Diesmal schien die Meute vor allem in Eile gewesen zu sein; keine Zeit für Katz- und Mausspiel.
Der rote Punkt erlosch und Lena spürte, wie die Anspannung in der Magengegend nachließ, ein schwarzer Klumpen, der allmählich zerfloss und nur noch einen schalen Nachgeschmack hinterließ. Der Umriss eines grünen Briefsymbols war noch zu sehen. Giftgrün hatte sie extra für den netten Herrn vom Amt für Studien- und Lebensgestaltung ausgesucht. Das war die dritte Nachricht von Hanno Herbst. Jetzt würde sie sich langsam bei ihm melden müssen.
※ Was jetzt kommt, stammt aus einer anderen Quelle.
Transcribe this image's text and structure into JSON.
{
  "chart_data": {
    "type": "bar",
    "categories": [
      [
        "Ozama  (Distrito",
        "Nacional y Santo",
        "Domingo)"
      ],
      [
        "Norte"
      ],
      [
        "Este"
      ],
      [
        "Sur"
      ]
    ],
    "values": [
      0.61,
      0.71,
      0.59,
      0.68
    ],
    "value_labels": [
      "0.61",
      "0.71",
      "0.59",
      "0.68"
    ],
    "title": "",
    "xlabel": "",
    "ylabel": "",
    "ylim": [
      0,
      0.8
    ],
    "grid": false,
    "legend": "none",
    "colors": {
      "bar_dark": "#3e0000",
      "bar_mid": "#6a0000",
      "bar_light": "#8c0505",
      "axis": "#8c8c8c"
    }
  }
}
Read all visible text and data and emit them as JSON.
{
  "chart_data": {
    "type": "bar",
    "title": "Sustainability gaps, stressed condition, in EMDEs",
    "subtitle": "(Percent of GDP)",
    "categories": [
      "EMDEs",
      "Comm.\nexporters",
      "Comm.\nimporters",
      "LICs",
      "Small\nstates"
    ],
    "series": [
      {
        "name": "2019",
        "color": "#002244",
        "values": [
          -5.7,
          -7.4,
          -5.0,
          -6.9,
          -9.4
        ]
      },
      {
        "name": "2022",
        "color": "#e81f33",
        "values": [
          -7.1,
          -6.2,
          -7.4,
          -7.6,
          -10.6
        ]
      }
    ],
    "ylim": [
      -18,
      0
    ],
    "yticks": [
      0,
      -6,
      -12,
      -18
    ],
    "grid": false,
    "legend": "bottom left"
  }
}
"Scheint wieder Ärger zu geben", sagte sie und strich das Symbol weg.
"Ich hab von illegalen Demonstrationen munkeln hören und davon, dass wieder welche ihr Unwesen in den gesicherten Zonen treiben", murmelte Erhan.
"Mir würde das auch keinen Spaß machen, immer nur die erlaubte Route rauf und runter zu demonstrieren. Schließlich kann man in den Reichenzonen die Leute besser erschrecken, muss nur die ein oder andere Lücke entdecken“, sagte Gerhard.
„Das Schreckgespenst wird immer wieder aufgebauscht“, winkte Malte ab. „Dann kann die Tante vom Sicherheitsministerium noch tiefer in den Etat-Topf hineingreifen.“
„Schon spannend, wie sich Leute hineinschmuggeln können", sagte Erhan.
Wenn du wüsstest, wie einfach das ist, dachte Lena. Letzte Woche erst hatte sie einen netten Abend bei Carla verbracht. Die wohnte in einem Bungalow im Garten ihrer Eltern, und sie boykottierte mit Freuden deren Regel, dass alles, was nicht mindestens in einer S1-Zone registriert war, schon gar nichts in ihrer S2-Siedlung zu suchen hatte. Solche Freunde hatte eine gute Tochter nicht zu haben. Man stelle sich vor, irgendein Untermensch geht in ihrem Anwesen aus und ein, und das würde sich auch noch herumsprechen.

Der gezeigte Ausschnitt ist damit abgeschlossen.